You should certainly try multiple model pipelines to find the best model. You do not need to include the output for every attempted model, but you should describe all of the models explored. You should include any hyperparameter tuning steps in your writeup as well.

## Q1: KNN

## Q2: Logistic Regression

## Q3: Decision Trees

## Q4: Interpretation  
Which predictors were most important to predicting heart attack risk?

## Q5: ROC Curve  
Plot the ROC Curve for your three models above.

# Part Two: Metrics

Consider the following metrics:  

- **True Positive Rate** or **Recall** or **Sensitivity**  
  Of the observations that are truly Class A, how many were predicted to be Class A?  

- **Precision** or **Positive Predictive Value**  
  Of all the observations classified as Class A, how many of them were truly from Class A?  

- **True Negative Rate** or **Specificity** or **Negative Predictive Value**  
  Of all the observations classified as NOT Class A, how many were truly NOT Class A?

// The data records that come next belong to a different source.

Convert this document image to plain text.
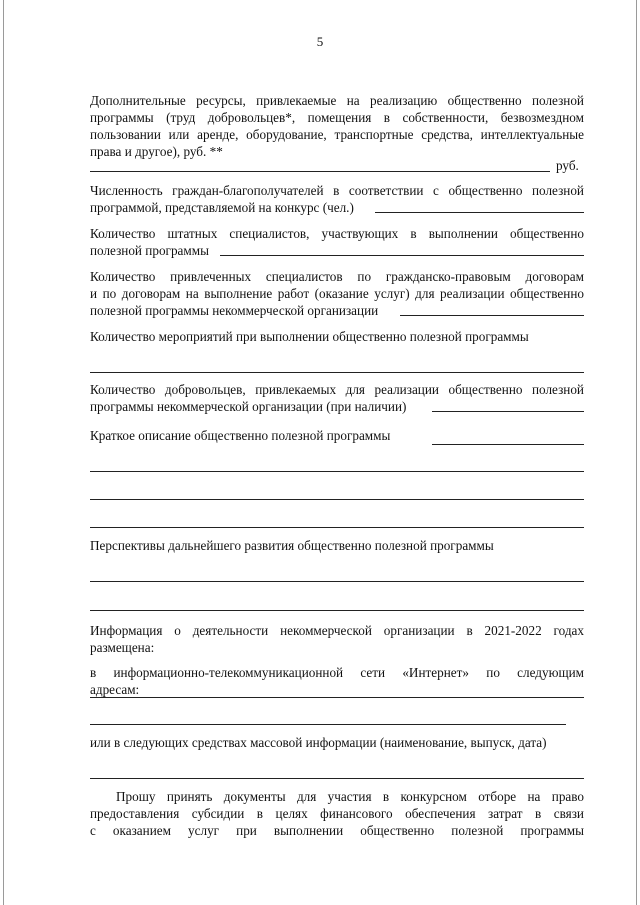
5
Дополнительные ресурсы, привлекаемые на реализацию общественно полезной
программы (труд добровольцев*, помещения в собственности, безвозмездном
пользовании или аренде, оборудование, транспортные средства, интеллектуальные
права и другое), руб. **
руб.
Численность граждан-благополучателей в соответствии с общественно полезной
программой, представляемой на конкурс (чел.)
Количество штатных специалистов, участвующих в выполнении общественно
полезной программы
Количество привлеченных специалистов по гражданско-правовым договорам
и по договорам на выполнение работ (оказание услуг) для реализации общественно
полезной программы некоммерческой организации
Количество мероприятий при выполнении общественно полезной программы
Количество добровольцев, привлекаемых для реализации общественно полезной
программы некоммерческой организации (при наличии)
Краткое описание общественно полезной программы
Перспективы дальнейшего развития общественно полезной программы
Информация о деятельности некоммерческой организации в 2021-2022 годах
размещена:
в информационно-телекоммуникационной сети «Интернет» по следующим
адресам:
или в следующих средствах массовой информации (наименование, выпуск, дата)
Прошу принять документы для участия в конкурсном отборе на право
предоставления субсидии в целях финансового обеспечения затрат в связи
с оказанием услуг при выполнении общественно полезной программы
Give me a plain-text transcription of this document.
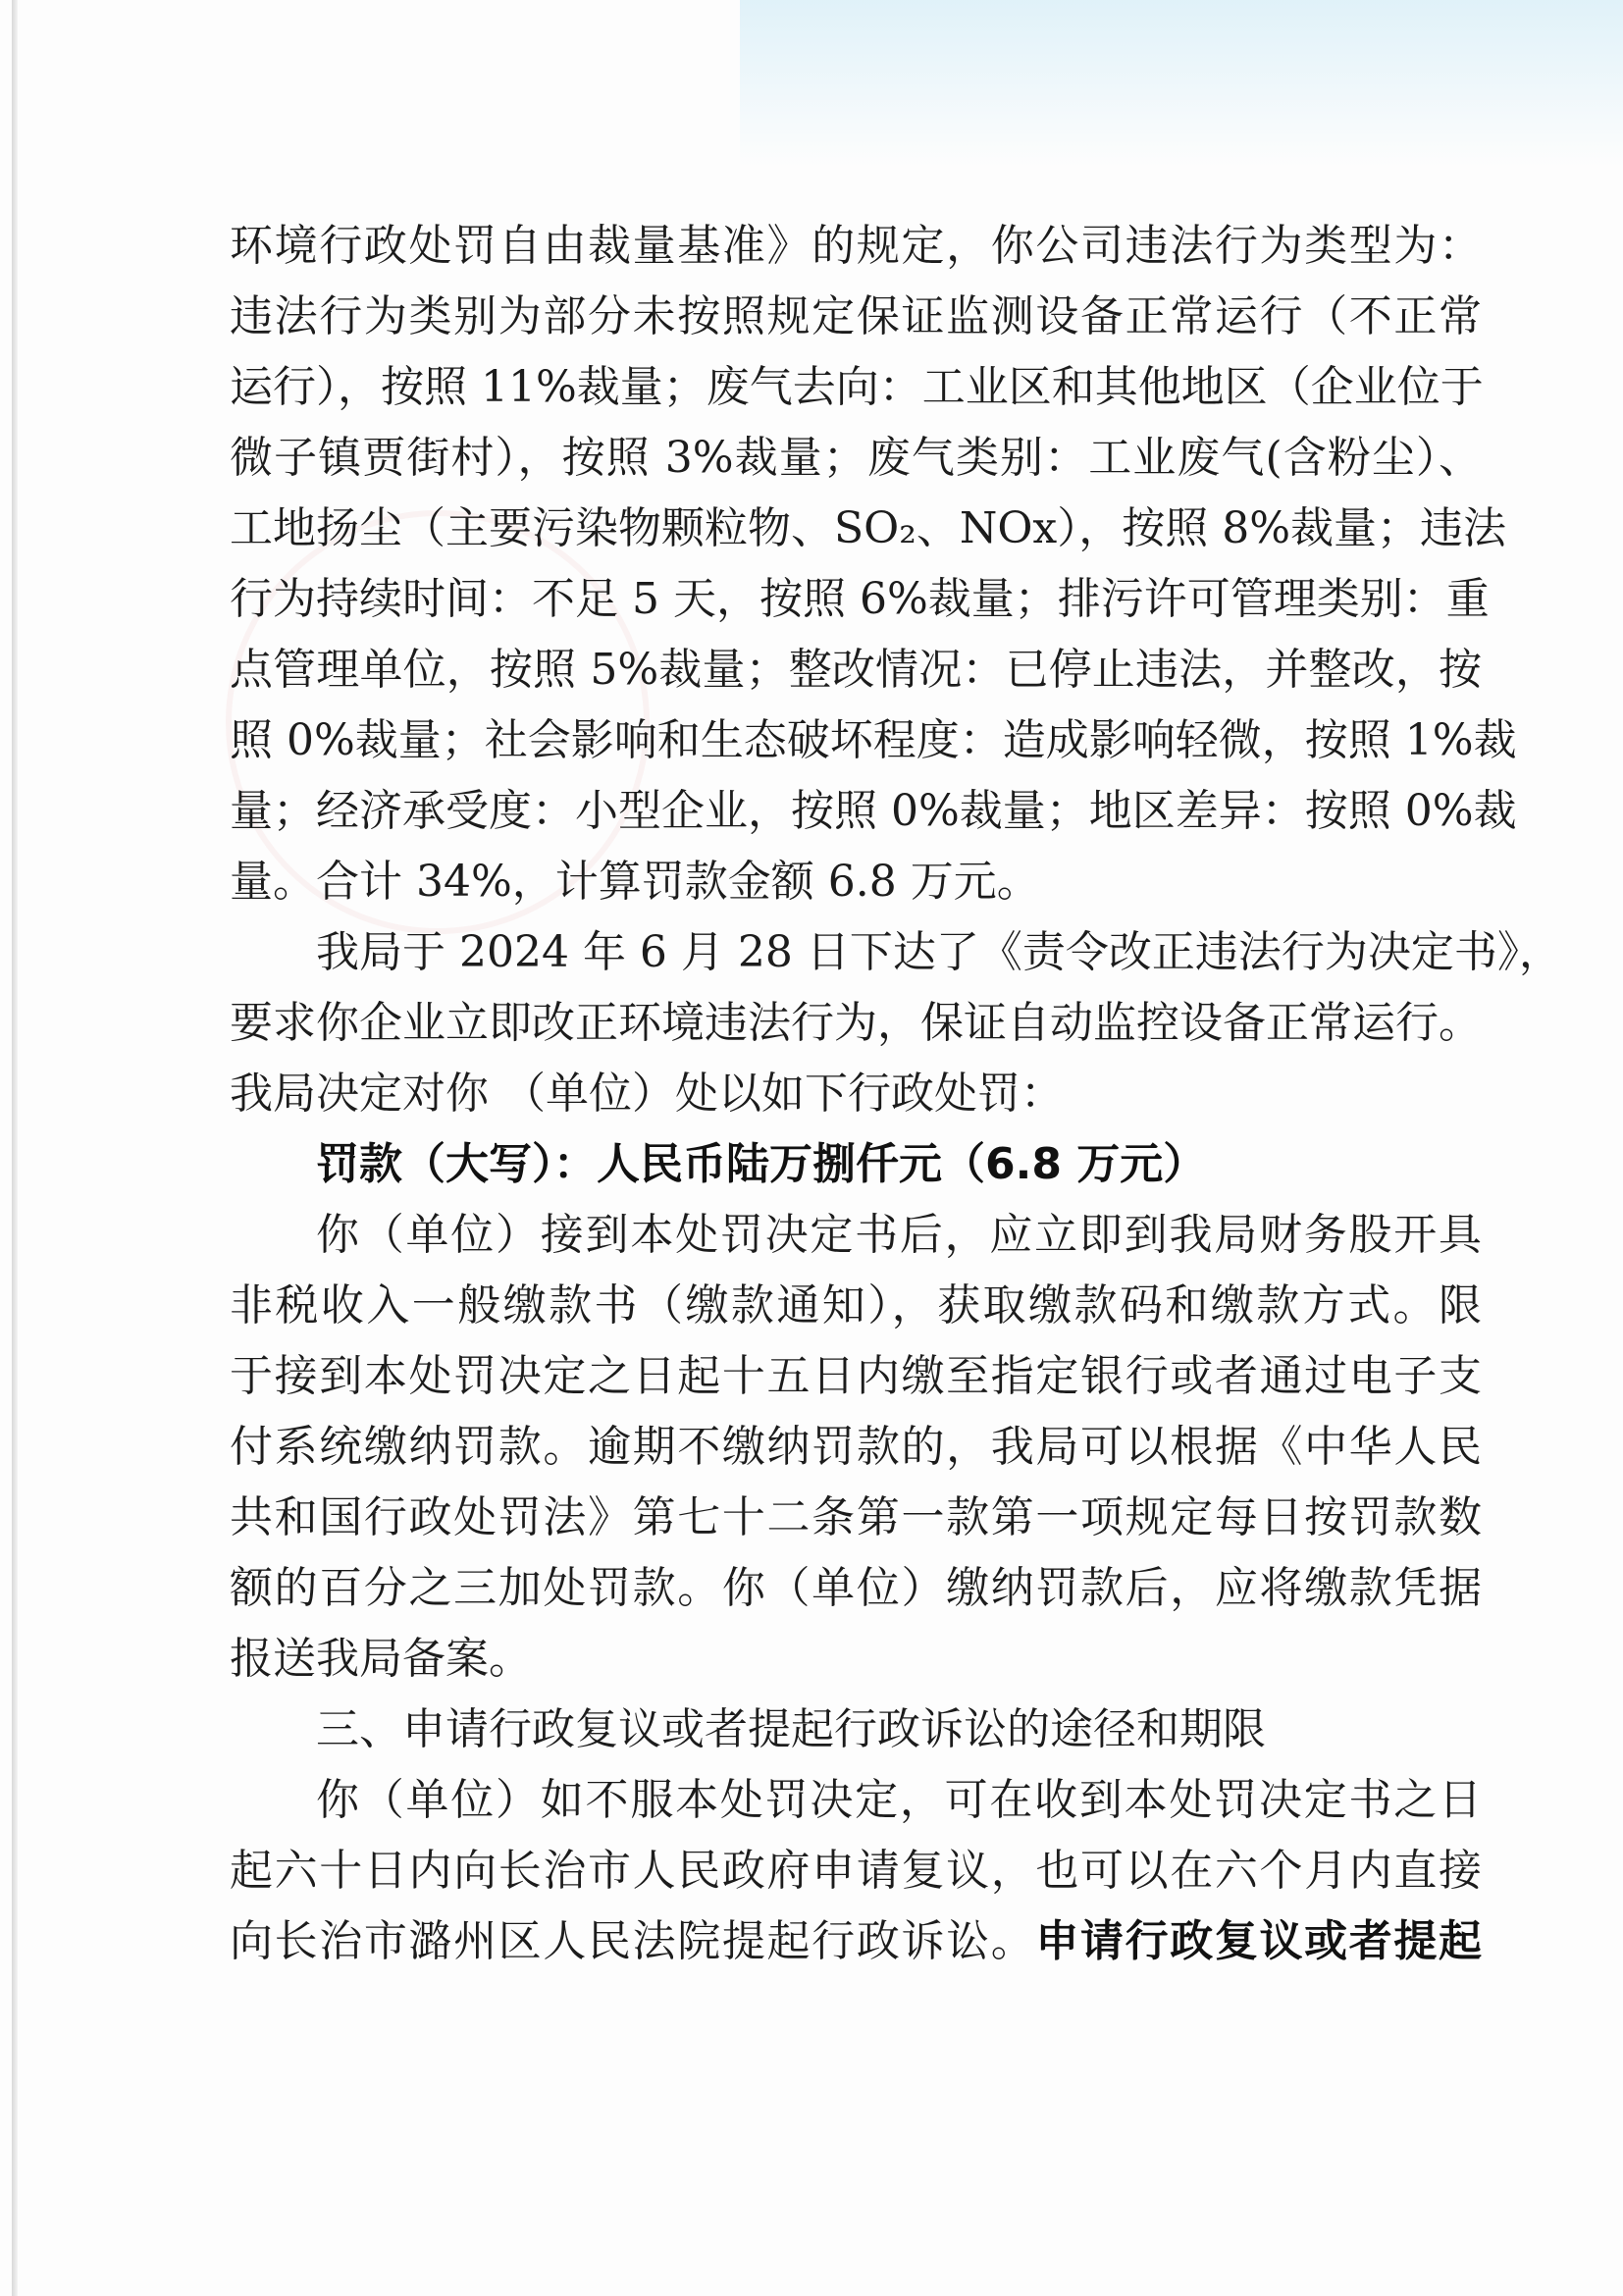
环境行政处罚自由裁量基准》的规定，你公司违法行为类型为：
违法行为类别为部分未按照规定保证监测设备正常运行（不正常
运行），按照 11%裁量；废气去向：工业区和其他地区（企业位于
微子镇贾街村），按照 3%裁量；废气类别：工业废气(含粉尘）、
工地扬尘（主要污染物颗粒物、SO₂、NOx），按照 8%裁量；违法
行为持续时间：不足 5 天，按照 6%裁量；排污许可管理类别：重
点管理单位，按照 5%裁量；整改情况：已停止违法，并整改，按
照 0%裁量；社会影响和生态破坏程度：造成影响轻微，按照 1%裁
量；经济承受度：小型企业，按照 0%裁量；地区差异：按照 0%裁
量。合计 34%，计算罚款金额 6.8 万元。
我局于 2024 年 6 月 28 日下达了《责令改正违法行为决定书》，
要求你企业立即改正环境违法行为，保证自动监控设备正常运行。
我局决定对你 （单位）处以如下行政处罚：
罚款（大写）：人民币陆万捌仟元（6.8 万元）
你（单位）接到本处罚决定书后，应立即到我局财务股开具
非税收入一般缴款书（缴款通知），获取缴款码和缴款方式。限
于接到本处罚决定之日起十五日内缴至指定银行或者通过电子支
付系统缴纳罚款。逾期不缴纳罚款的，我局可以根据《中华人民
共和国行政处罚法》第七十二条第一款第一项规定每日按罚款数
额的百分之三加处罚款。你（单位）缴纳罚款后，应将缴款凭据
报送我局备案。
三、申请行政复议或者提起行政诉讼的途径和期限
你（单位）如不服本处罚决定，可在收到本处罚决定书之日
起六十日内向长治市人民政府申请复议，也可以在六个月内直接
向长治市潞州区人民法院提起行政诉讼。申请行政复议或者提起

Compute each of these metrics (cross-validated) for your three models (KNN, Logistic Regression, and Decision Tree) in Part One.

# Part Three: Discussion  
Suppose you have been hired by a hospital to create classification models for heart attack risk.  

The following questions give a possible scenario for why the hospital is interested in these models. For each one, discuss:  

- Which metric(s) you would use for model selection and why.  
- Which of your final models (Part One Q1-3) you would recommend to the hospital, and why.  
- What score you should expect for your chosen metric(s) using your chosen model to predict future observations.  

## Q1  
The hospital faces severe lawsuits if they deem a patient to be low risk, and that patient later experiences a heart attack.

## Q2  
The hospital is overfull, and wants to only use bed space for patients most in need of monitoring due to heart attack risk.

## Q3  
The hospital is studying root causes of heart attacks, and would like to understand which biological measures are associated with heart attack risk.

## Q4  
The hospital is training a new batch of doctors, and they would like to compare the diagnoses of these doctors to the predictions given by the algorithm to measure the ability of new doctors to diagnose patients.

# Part Four: Validation   

Before sharing the dataset with you, I set aside a random 10% of the observations to serve as a final validation set.  

Use each of your final models in Part One Q1-3, predict the target variable in the validation dataset.  

For each, output a confusion matrix, and report the ROC AUC, the precision, and the recall.  

Compare these values to the cross-validated estimates you reported in Part One and Part Two. Did our measure of model success turn out to be approximately correct for the validation data?  

In [None]:
ha_validation = pd.read_csv("https://www.dropbox.com/s/jkwqdiyx6o6oad0/heart_attack_validation.csv?dl=1")

# Part Five: Cohen’s Kappa  

Another common metric used in classification is Cohen’s Kappa.  

Use online resources to research this measurement. Calculate it for the models from Part One, Q1-3, and discuss reasons or scenarios that would make us prefer to use this metric as our measure of model success. Do your conclusions from above change if you judge your models using Cohen’s Kappa instead? Does this make sense?